怒り心頭のレイ。燃え上がる絶対零度のオーラに、周囲の水が次々と氷を張って行く。

「わたしを本気で怒らせたこと、後悔させてあげる。」

赤い瞳に殺意の光を煌めかせながら、ビットを手に取り、ルービックキューブの要領でガチャガチャと組み替え始める。1分もしない内に、ビットは携帯電話の形へと姿を変えた。

見てなさい、赤毛猿・・・!!
うらめしや、うらめしや、うらめしや・・・。

電話のボタンを、めり込みそうになるくらいズンズンと押してダイヤルして行く。

プルルルルルルル、ガチャッ

「お兄ちゃん、わたしよ。」

『おや、レイじゃないか。今どこにいるんだい?ずっと心配していたよ。』

「地球よ。」

『地球かぁ。体の方は無事かい?』

「ええ、大丈夫。
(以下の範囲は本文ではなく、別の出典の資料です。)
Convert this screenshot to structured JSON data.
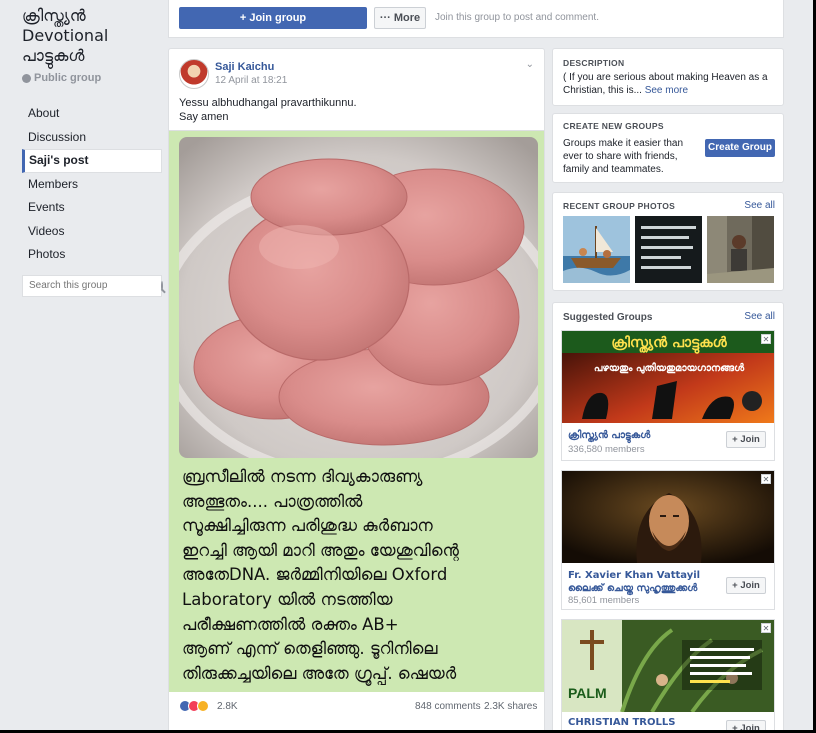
{
  "group": {
    "name": "ക്രിസ്ത്യൻ\nDevotional\nപാട്ടുകൾ",
    "privacy": "Public group"
  },
  "nav": {
    "items": [
      "About",
      "Discussion",
      "Saji's post",
      "Members",
      "Events",
      "Videos",
      "Photos"
    ],
    "active": "Saji's post"
  },
  "search": {
    "placeholder": "Search this group"
  },
  "topbar": {
    "join_label": "+ Join group",
    "more_label": "··· More",
    "note": "Join this group to post and comment."
  },
  "post": {
    "author": "Saji Kaichu",
    "time": "12 April at 18:21",
    "text_line1": "Yessu albhudhangal pravarthikunnu.",
    "text_line2": "Say amen",
    "overlay_text": "ബ്രസീലിൽ നടന്ന ദിവ്യകാരുണ്യ\nഅത്ഭുതം.... പാത്രത്തിൽ\nസൂക്ഷിച്ചിരുന്ന പരിശുദ്ധ കുർബാന\nഇറച്ചി ആയി മാറി അതും യേശുവിന്റെ\nഅതേDNA. ജർമ്മിനിയിലെ Oxford\nLaboratory യിൽ നടത്തിയ\nപരീക്ഷണത്തിൽ രക്തം AB+\nആണ് എന്ന് തെളിഞ്ഞു. ടൂറിനിലെ\nതിരുക്കച്ചയിലെ അതേ ഗ്രൂപ്പ്. ഷെയർ",
    "reactions": "2.8K",
    "comments": "848 comments",
    "shares": "2.3K shares"
  },
  "description": {
    "heading": "DESCRIPTION",
    "text": "( If you are serious about making Heaven as a Christian, this is...",
    "see_more": "See more"
  },
  "create_group": {
    "heading": "CREATE NEW GROUPS",
    "text": "Groups make it easier than ever to share with friends, family and teammates.",
    "button": "Create Group"
  },
  "recent_photos": {
    "heading": "RECENT GROUP PHOTOS",
    "see_all": "See all"
  },
  "suggested": {
    "heading": "Suggested Groups",
    "see_all": "See all",
    "groups": [
      {
        "name": "ക്രിസ്ത്യൻ പാട്ടുകൾ",
        "members": "336,580 members",
        "join": "+ Join",
        "banner_top": "ക്രിസ്ത്യൻ പാട്ടുകൾ",
        "banner_sub": "പഴയതും പുതിയതുമായഗാനങ്ങൾ"
      },
      {
        "name": "Fr. Xavier Khan Vattayil ലൈക്ക് ചെയ്ത സുഹൃത്തുക്കൾ",
        "members": "85,601 members",
        "join": "+ Join"
      },
      {
        "name": "CHRISTIAN TROLLS",
        "members": "",
        "join": "+ Join",
        "banner_label": "PALM"
      }
    ]
  },
  "colors": {
    "brand": "#4267b2",
    "link": "#365899",
    "background": "#e9ebee",
    "media_bg": "#cde8b2"
  }
}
」

『そうか、良かった。』

「それより、お兄ちゃんごめんなさい。あんなコトで星を飛び出したりして。」

『いや、いいんだよ。あんなコトでムキになったボクが悪かった。謝るよ。』

「ううん。分かってくれればいいの。」

『ありがとう、レイ。』

何度目かの、仲直り。久しぶりの兄の優しい声を聞いて、レイの瞳に涙が滲み出し、別れ際の光景が目に浮かぶ。

レモンティー派の兄カヲルと、ミルクティー派のレイが、どちらがおいしいかで言い争った末、「分からず屋!」と叫んで勢いのままに星を飛び出したあの時・・・。

以前にも、兄とのささいなケンカが原因で、よく星を飛び出すことが多かったレイ。そしてその度に、1週間とせずに仲直りする、仲良し兄妹の2人だった。

「あと、お兄ちゃんにお願いがあるの。」

『なんだい?』

「今から帰るから、強襲用の飛空艇を準備しておいて欲しいの。」

『飛空艇?また厄介事にでも巻き込まれたのかい?』

「うん、ちょっと。」

『まぁいいけど、程々にするんだよ?』

「うん。じゃあ、今から帰る。」

『気を付けて帰っておいで。』

ピッ

電話を切って、一目散に走り出すレイ。目指すは、シンジのマンション前に突き刺さったままの、自分の惑星間移動プラグ。

「この恨み、晴らさでおくか、赤毛猿・・・。」

走るレイの背後には、いつしか絶対零度のオーラが氷山を築き上げていた。